The reluctance to learn written French in Quebec is not harmless. One of the harms of the economy of grammatical analysis, for example, is to deprive oneself of the formation of a logical mind, of the development of analytical skills — analysis of an event or a text. The soothing remarks against learning to write and the slightest effort risk the withering away of the linguistic status of Quebec.
It is through writing that we arrive at a mastered oral. Just as we cannot make music without learning scales and chords, we cannot express ourselves with nuance and intelligibility without having tamed the rules of our language. By cutting back on the structures of writing, it is thought itself that we corrode.

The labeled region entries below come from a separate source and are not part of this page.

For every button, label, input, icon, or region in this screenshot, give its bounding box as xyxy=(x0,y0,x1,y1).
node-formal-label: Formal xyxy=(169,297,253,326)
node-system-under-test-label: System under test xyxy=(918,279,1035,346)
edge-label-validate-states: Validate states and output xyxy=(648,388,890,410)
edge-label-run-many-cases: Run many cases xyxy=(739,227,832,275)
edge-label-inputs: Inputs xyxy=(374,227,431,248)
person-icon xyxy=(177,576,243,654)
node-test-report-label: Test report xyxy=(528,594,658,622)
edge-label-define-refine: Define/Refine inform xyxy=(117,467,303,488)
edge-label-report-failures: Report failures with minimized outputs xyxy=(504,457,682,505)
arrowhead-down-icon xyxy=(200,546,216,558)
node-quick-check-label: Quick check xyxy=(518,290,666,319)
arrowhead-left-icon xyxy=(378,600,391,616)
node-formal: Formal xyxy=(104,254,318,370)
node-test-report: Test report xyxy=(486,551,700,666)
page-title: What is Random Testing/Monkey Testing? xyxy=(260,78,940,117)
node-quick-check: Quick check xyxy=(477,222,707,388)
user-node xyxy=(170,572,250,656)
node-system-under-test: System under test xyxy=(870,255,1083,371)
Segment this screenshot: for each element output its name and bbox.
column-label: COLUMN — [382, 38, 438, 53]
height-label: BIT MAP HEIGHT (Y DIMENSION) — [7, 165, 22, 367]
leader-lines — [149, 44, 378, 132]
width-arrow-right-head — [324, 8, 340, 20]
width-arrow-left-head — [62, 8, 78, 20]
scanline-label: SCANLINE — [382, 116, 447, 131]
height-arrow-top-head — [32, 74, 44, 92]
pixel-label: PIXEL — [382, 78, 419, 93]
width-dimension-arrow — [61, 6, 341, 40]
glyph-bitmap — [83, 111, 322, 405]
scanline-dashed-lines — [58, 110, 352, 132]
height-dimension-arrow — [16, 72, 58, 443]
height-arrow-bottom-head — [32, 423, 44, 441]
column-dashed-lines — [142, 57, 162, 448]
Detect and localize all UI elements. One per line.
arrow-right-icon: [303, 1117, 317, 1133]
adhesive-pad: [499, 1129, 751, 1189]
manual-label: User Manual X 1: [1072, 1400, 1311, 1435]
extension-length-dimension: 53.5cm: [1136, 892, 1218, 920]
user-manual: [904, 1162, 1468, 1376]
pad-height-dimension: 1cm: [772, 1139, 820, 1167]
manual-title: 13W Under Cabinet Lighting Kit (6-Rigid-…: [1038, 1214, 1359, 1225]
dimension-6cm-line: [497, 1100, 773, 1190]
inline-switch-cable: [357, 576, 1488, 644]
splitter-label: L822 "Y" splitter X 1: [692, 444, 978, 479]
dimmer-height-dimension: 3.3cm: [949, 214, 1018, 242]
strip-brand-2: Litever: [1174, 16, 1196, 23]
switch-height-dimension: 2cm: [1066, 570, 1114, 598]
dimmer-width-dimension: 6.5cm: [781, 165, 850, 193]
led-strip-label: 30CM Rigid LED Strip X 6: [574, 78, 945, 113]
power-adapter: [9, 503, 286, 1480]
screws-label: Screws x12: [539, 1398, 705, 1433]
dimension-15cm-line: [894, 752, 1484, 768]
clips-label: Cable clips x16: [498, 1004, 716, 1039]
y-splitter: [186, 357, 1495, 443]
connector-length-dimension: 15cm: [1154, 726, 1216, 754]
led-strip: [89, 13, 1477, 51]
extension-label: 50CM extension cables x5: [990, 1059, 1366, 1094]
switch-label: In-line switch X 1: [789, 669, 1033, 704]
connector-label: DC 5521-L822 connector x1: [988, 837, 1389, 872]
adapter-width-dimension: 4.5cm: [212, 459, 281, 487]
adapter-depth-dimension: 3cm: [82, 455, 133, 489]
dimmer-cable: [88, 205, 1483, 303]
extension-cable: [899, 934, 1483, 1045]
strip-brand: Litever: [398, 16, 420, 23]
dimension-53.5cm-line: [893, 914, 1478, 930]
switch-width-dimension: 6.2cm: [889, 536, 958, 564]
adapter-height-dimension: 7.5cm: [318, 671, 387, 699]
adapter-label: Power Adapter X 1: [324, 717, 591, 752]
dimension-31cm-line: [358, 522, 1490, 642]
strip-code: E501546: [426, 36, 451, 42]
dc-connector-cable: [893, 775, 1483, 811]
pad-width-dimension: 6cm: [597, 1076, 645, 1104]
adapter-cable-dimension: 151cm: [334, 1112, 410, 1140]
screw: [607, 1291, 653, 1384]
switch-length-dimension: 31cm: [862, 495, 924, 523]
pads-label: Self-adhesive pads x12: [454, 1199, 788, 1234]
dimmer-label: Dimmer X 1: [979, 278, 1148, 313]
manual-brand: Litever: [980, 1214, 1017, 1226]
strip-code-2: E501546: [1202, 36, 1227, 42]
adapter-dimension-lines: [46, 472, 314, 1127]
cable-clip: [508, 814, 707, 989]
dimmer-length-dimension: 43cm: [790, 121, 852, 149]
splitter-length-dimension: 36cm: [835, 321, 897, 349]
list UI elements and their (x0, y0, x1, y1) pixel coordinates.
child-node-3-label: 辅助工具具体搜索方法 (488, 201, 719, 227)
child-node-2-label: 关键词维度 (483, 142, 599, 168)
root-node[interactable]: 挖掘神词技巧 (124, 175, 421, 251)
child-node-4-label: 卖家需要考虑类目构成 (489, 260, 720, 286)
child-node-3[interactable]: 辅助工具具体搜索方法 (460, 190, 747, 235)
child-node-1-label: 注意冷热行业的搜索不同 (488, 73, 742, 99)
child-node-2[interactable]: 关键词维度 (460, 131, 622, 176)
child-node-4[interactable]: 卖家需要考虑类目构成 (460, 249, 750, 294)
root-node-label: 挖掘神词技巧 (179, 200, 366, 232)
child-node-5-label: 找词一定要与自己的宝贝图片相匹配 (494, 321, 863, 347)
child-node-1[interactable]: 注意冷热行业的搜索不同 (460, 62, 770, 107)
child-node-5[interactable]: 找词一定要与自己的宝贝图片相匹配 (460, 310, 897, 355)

Contempt for the structures of a language is the more or less rapid path to its dissolution. Some postulate that the difficulty of expressing oneself is caused by written French — when it is the opposite. When we do not teach writing or no longer teach it because we are incapable of it, because those who are supposed to do it have not had the chance to learn it, this writing remains unassimilated. We thus arrive at the result that speakers speak while being illiterate.
The disadvantage of a decline in written French in Quebec is that it is the Trojan horse for a hybridization of the language in favor of American. It is not a question of purism here but of survival if, of course, we want it, if pride, “the foundation of the future of French,” as your editor opportunely reminds us in an editorial, is present.